A limitação física de Gardner (o coração começa a falhar sob o peso da gravidade terrestre) conspira contra o seu desejo por liberdade. E Nathaniel, acompanhado da mãe marciana Kendra, correm contra o tempo para salvar o jovem.
Uma das grandes ideias desperdiçadas pelo filme, é a curiosidade de Gardner pela Terra. Na fuga entre carros e cartões de crédito roubados, Tulsa leva Gardner para conhecer Las Vegas.
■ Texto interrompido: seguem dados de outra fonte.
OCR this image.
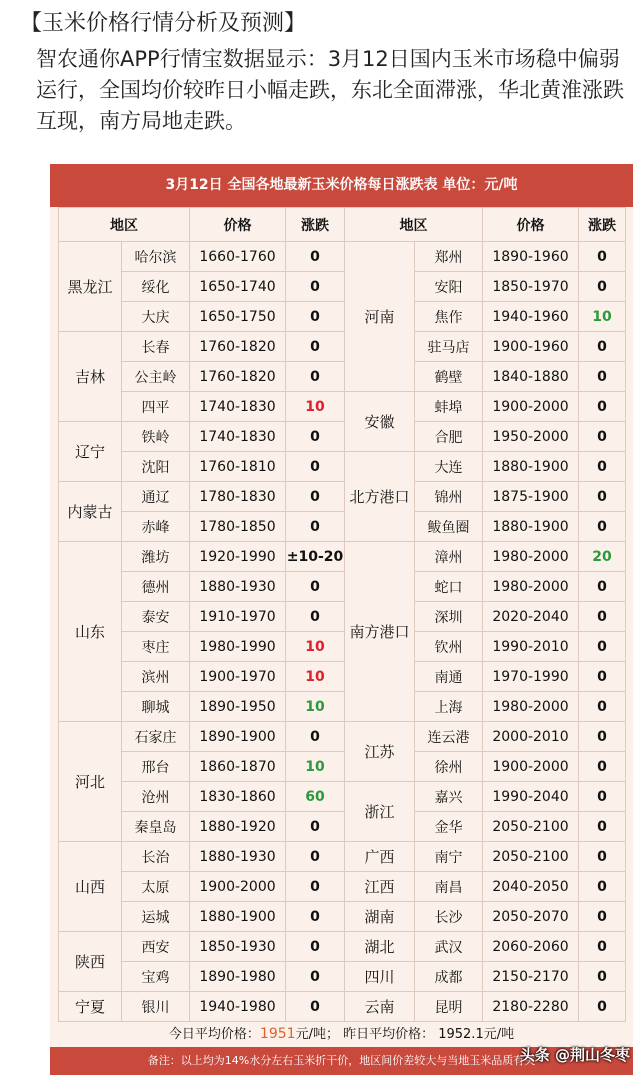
【玉米价格行情分析及预测】
智农通你APP行情宝数据显示：3月12日国内玉米市场稳中偏弱运行，全国均价较昨日小幅走跌，东北全面滞涨，华北黄淮涨跌互现，南方局地走跌。
3月12日 全国各地最新玉米价格每日涨跌表 单位：元/吨
地区		价格	涨跌	地区		价格	涨跌
黑龙江	哈尔滨	1660-1760	0	河南	郑州	1890-1960	0
	绥化	1650-1740	0		安阳	1850-1970	0
	大庆	1650-1750	0		焦作	1940-1960	10
吉林	长春	1760-1820	0		驻马店	1900-1960	0
	公主岭	1760-1820	0		鹤壁	1840-1880	0
	四平	1740-1830	10	安徽	蚌埠	1900-2000	0
辽宁	铁岭	1740-1830	0		合肥	1950-2000	0
	沈阳	1760-1810	0	北方港口	大连	1880-1900	0
内蒙古	通辽	1780-1830	0		锦州	1875-1900	0
	赤峰	1780-1850	0		鲅鱼圈	1880-1900	0
山东	潍坊	1920-1990	±10-20	南方港口	漳州	1980-2000	20
	德州	1880-1930	0		蛇口	1980-2000	0
	泰安	1910-1970	0		深圳	2020-2040	0
	枣庄	1980-1990	10		钦州	1990-2010	0
	滨州	1900-1970	10		南通	1970-1990	0
	聊城	1890-1950	10		上海	1980-2000	0
河北	石家庄	1890-1900	0	江苏	连云港	2000-2010	0
	邢台	1860-1870	10		徐州	1900-2000	0
	沧州	1830-1860	60	浙江	嘉兴	1990-2040	0
	秦皇岛	1880-1920	0		金华	2050-2100	0
山西	长治	1880-1930	0	广西	南宁	2050-2100	0
	太原	1900-2000	0	江西	南昌	2040-2050	0
	运城	1880-1900	0	湖南	长沙	2050-2070	0
陕西	西安	1850-1930	0	湖北	武汉	2060-2060	0
	宝鸡	1890-1980	0	四川	成都	2150-2170	0
宁夏	银川	1940-1980	0	云南	昆明	2180-2280	0
今日平均价格：1951元/吨； 昨日平均价格： 1952.1元/吨
备注：以上均为14%水分左右玉米折干价，地区间价差较大与当地玉米品质有关
头条 @荆山冬枣
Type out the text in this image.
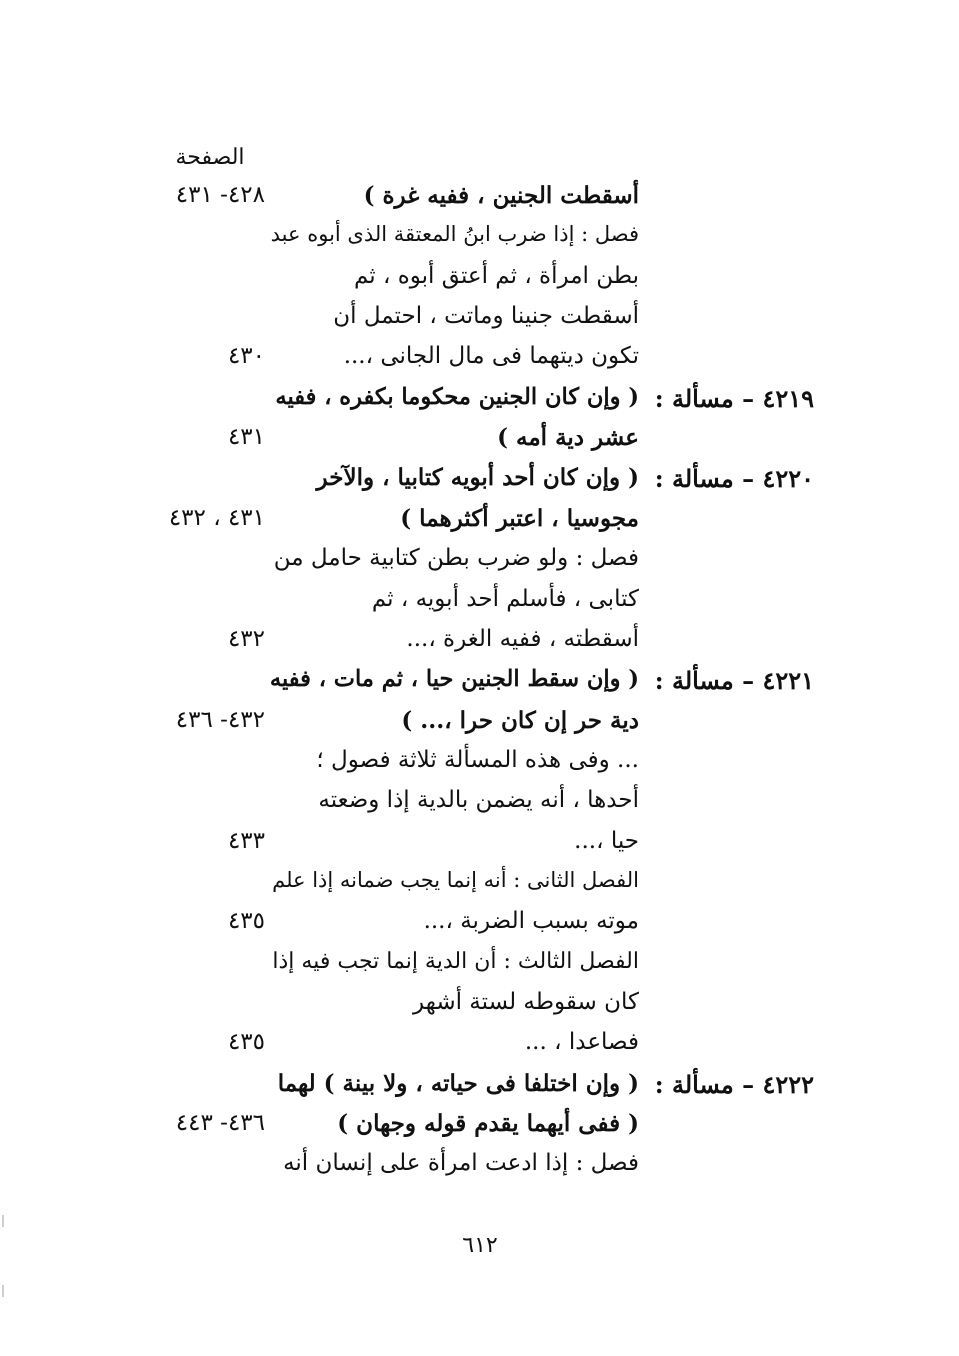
الصفحة
أسقطت الجنين ، ففيه غرة )
٤٢٨- ٤٣١
فصل : إذا ضرب ابنُ المعتقة الذى أبوه عبد
بطن امرأة ، ثم أعتق أبوه ، ثم
أسقطت جنينا وماتت ، احتمل أن
تكون ديتهما فى مال الجانى ،...
٤٣٠
٤٢١٩ – مسألة :
( وإن كان الجنين محكوما بكفره ، ففيه
عشر دية أمه )
٤٣١
٤٢٢٠ – مسألة :
( وإن كان أحد أبويه كتابيا ، والآخر
مجوسيا ، اعتبر أكثرهما )
٤٣١ ، ٤٣٢
فصل : ولو ضرب بطن كتابية حامل من
كتابى ، فأسلم أحد أبويه ، ثم
أسقطته ، ففيه الغرة ،...
٤٣٢
٤٢٢١ – مسألة :
( وإن سقط الجنين حيا ، ثم مات ، ففيه
دية حر إن كان حرا ،... )
٤٣٢- ٤٣٦
... وفى هذه المسألة ثلاثة فصول ؛
أحدها ، أنه يضمن بالدية إذا وضعته
حيا ،...
٤٣٣
الفصل الثانى : أنه إنما يجب ضمانه إذا علم
موته بسبب الضربة ،...
٤٣٥
الفصل الثالث : أن الدية إنما تجب فيه إذا
كان سقوطه لستة أشهر
فصاعدا ، ...
٤٣٥
٤٢٢٢ – مسألة :
( وإن اختلفا فى حياته ، ولا بينة ) لهما
( ففى أيهما يقدم قوله وجهان )
٤٣٦- ٤٤٣
فصل : إذا ادعت امرأة على إنسان أنه
٦١٢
Na sua “simple mind” típica de “red necks” do Meio Oeste norte-americano, Tulsa acredita que ali Gardner teria a oportunidade de, num único lugar, conhecer Paris, Veneza e Cairo – afinal, estão ali réplicas da Torre Eiffel, das gôndolas em canais artificiais e da Esfinge de Gizé.
Uma oportunidade poética perdida: enquanto um “marciano” anseia em conhecer a Terra real, os terrestres se contentam com os simulacros da realidade. Mas a curta linha de diálogo fica perdida no momento em que o filme afunda no clichê teen do amor impossível.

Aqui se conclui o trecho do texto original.